La Catalogne entre deux feux Suivi de « Indépendance : bien au-delà d’un État en soi » Par Ivan Miró

Photo de Une : Carles Palacio, Girona. Via La Directa.

Dimanche 1er octobre, jour du référendum pour l’indépendance de la Catalogne, jugé illégal par le Tribunal constitutionnel de l’État espagnol, plus de deux millions de Catalan.es se sont rendu.es aux urnes, accueilli.es par de violentes charges policières. Les déclarations du président Mariano Rajoy « fier de l’action de la police », celles du roi (« Le problème en Catalogne, c’est les indépendantistes ») et le soutien des socialistes libéraux et journalistes d’État creusent encore le fossé. Face aux aspirations à l’autodétermination, les autorités espagnoles refusent tout dialogue et cherchent à imposer le statu quo par la force. Pour comprendre ce qui s’est passé ces derniers jours, voici le témoignage d’un français qui a vécu les événements depuis Barcelone, suivi de la traduction d’un article datant de 2012, montrant deux visions de l’indépendance qui coopèrent et s’affrontent tour à tour : social-libéral versus libertaire-révolutionnaire.

(Si vous avez manqué les épisodes précédents,
vous pouvez lire sur Jef Klak
« Dret a decidir. La Catalogne sur le chemin de l’indépendance »
Par Ferdinand Cazalis)

« Si les élections pouvaient changer la vie, elles seraient interdites », ironise un vieil adage anarchiste. Ces jours-ci, le paradigme s’est d’une certaine manière inversé : c’est parce que ce référendum a été déclaré illégal qu’il a constitué un moment de rupture aussi intense. Organisé de manière semi-clandestine, il a remis en marche des réseaux de complicité qu’on pensait enterrés avec Franco. Comme au temps du caudillo, les urnes ont ainsi été acheminées dans le plus grand secret depuis la Catalunya Nord (région de Perpignan). Puis cachées dans des centaines d’endroits rocambolesques, comme des cimetières, sur tout le territoire Sud, se moquant des contrôles de police en mode Go fast à la frontière.

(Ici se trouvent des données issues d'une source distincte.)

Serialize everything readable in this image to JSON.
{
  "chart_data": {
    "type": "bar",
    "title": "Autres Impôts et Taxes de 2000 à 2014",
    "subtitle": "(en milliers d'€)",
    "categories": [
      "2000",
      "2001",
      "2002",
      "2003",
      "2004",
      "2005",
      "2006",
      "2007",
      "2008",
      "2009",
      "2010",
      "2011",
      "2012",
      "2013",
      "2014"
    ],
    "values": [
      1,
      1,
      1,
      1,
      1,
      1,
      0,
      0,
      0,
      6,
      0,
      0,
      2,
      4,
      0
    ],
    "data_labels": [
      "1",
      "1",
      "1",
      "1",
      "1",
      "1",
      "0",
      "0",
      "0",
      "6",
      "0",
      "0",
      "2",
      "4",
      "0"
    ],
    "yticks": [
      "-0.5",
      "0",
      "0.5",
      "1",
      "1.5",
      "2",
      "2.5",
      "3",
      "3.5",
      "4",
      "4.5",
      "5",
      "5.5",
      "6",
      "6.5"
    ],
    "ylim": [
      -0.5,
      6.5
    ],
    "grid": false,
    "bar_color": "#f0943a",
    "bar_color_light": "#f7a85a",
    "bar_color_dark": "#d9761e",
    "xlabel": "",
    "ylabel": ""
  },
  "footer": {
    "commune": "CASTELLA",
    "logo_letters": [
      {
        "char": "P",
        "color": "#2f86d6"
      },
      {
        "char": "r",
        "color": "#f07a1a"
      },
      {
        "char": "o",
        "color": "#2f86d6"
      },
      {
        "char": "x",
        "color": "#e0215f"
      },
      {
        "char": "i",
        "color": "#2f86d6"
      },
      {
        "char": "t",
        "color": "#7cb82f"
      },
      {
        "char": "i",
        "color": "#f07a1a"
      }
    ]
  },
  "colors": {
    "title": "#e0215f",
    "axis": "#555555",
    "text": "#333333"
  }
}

Dans le même temps, dans la plupart des quartiers et villages, des comités de défense s’organisaient pour faire face à la répression qu’annonçait l’arrivée de 10 000 militaires et policiers d’Espagne. Plusieurs jours avant, les bureaux de vote étaient occupés, prenant de vitesse tribunaux et forces de l’ordre. Au nord de Barcelone, Manresa, ville de 75 000 habitants a par exemple retiré les portes de ses bâtiments officiels pour leur éviter d’être fermés ou mis sous scellé. La nuit précédent le scrutin, les urnes ont enfin été distribuées avec des moyens dignes d’un vieux film d’agents secrets. Pour aller voter, le président catalan Puigdemont a dû semer l’hélicoptère de l’armée espagnole en changeant de voiture dans un tunnel… Finalement, le 1er octobre se réveillait pour défier l’État Espagnol, comme jamais depuis la fin de la dictature franquiste, dans une étrange calma tensa 1.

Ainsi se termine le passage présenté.